When working with machine learning models, understanding the relative importance of input features is crucial for model interpretation and feature selection.
XGBoost provides a convenient way to visualize feature importance using the plot_importance()
function. However, the default plot doesn’t include the actual feature names, which can make interpretation difficult, especially when working with datasets that have many features.
In this example, we’ll demonstrate how to plot feature importance from an XGBoost model while including the feature names on the plot.
We’ll use the well-known Iris dataset, which has four clear feature names: sepal length, sepal width, petal length, and petal width.

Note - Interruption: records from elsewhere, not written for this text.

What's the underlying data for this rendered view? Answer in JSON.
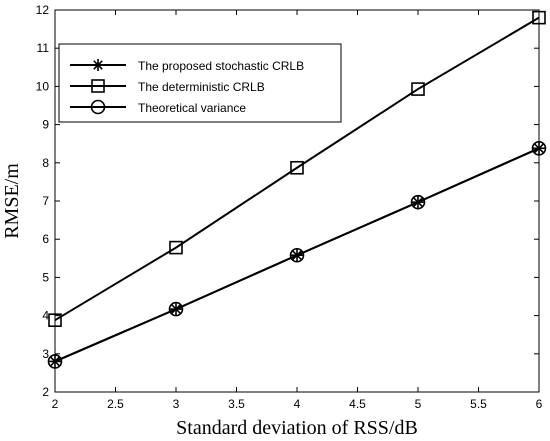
{
  "chart_data": {
    "type": "line",
    "title": "",
    "xlabel": "Standard deviation of RSS/dB",
    "ylabel": "RMSE/m",
    "xlim": [
      2,
      6
    ],
    "ylim": [
      2,
      12
    ],
    "xticks": [
      2,
      2.5,
      3,
      3.5,
      4,
      4.5,
      5,
      5.5,
      6
    ],
    "xtick_labels": [
      "2",
      "2.5",
      "3",
      "3.5",
      "4",
      "4.5",
      "5",
      "5.5",
      "6"
    ],
    "yticks": [
      2,
      3,
      4,
      5,
      6,
      7,
      8,
      9,
      10,
      11,
      12
    ],
    "ytick_labels": [
      "2",
      "3",
      "4",
      "5",
      "6",
      "7",
      "8",
      "9",
      "10",
      "11",
      "12"
    ],
    "grid": false,
    "legend_position": "top-left",
    "x": [
      2,
      3,
      4,
      5,
      6
    ],
    "series": [
      {
        "name": "The proposed stochastic CRLB",
        "marker": "asterisk",
        "values": [
          2.8,
          4.17,
          5.58,
          6.97,
          8.38
        ]
      },
      {
        "name": "The deterministic CRLB",
        "marker": "square",
        "values": [
          3.88,
          5.78,
          7.87,
          9.93,
          11.8
        ]
      },
      {
        "name": "Theoretical variance",
        "marker": "circle",
        "values": [
          2.8,
          4.17,
          5.58,
          6.97,
          8.38
        ]
      }
    ]
  }
}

from sklearn.datasets import load_iris
import xgboost as xgb
import matplotlib.pyplot as plt
# Load the Iris dataset
iris = load_iris()
X, y = iris.data, iris.target
# Create DMatrix objects
dtrain = xgb.DMatrix(X, label=y, feature_names=iris.feature_names)
# Set XGBoost parameters
params = {
'objective': 'multi:softprob',
'num_class': 3,
'max_depth': 3,
'learning_rate': 0.1,
'subsample': 0.8,
'colsample_bytree': 0.8,
}
# Train the XGBoost model
model = xgb.train(params, dtrain, num_boost_round=100)
# Plot feature importance with feature names
fig, ax = plt.subplots(figsize=(10, 6))
xgb.plot_importance(model, ax=ax, importance_type='total_gain',
max_num_features=len(iris.feature_names),
grid=False, show_values=False)
plt.xlabel('Total Gain')
plt.title('Feature Importance')
plt.show()
The plot may look as follows:
In this example, we first load the Iris dataset using scikit-learn’s load_iris()
function. We then create a DMatrix
object for XGBoost, passing the feature names from iris.feature_names
to the feature_names
parameter.
Next, we set the XGBoost parameters for a multi-class classification problem and train the model using xgb.train()
. After training, we use the plot_importance()
function to visualize the feature importance.
To include the feature names on the plot, we pass the trained model to plot_importance()
along with some additional arguments:
ax=ax
: Specifies the matplotlib axis to draw the plot on.importance_type='total_gain'
: Sets the importance metric to total gain.max_num_features=len(iris.feature_names)
: Limits the number of features to display based on the number of feature names.grid=False
: Removes the grid from the plot for a cleaner look.show_values=False
: Hides the numerical values of the importance scores.
Finally, we set the x-label and title of the plot using plt.xlabel()
and plt.title()
, respectively.
The resulting plot will display the feature importance as a horizontal bar chart, with the feature names on the y-axis and the total gain on the x-axis. This makes it easy to interpret which features are most important for the XGBoost model when trained on the Iris dataset.
By including feature names when plotting feature importance, you can enhance the interpretability of your XGBoost models and facilitate better communication of your findings to stakeholders.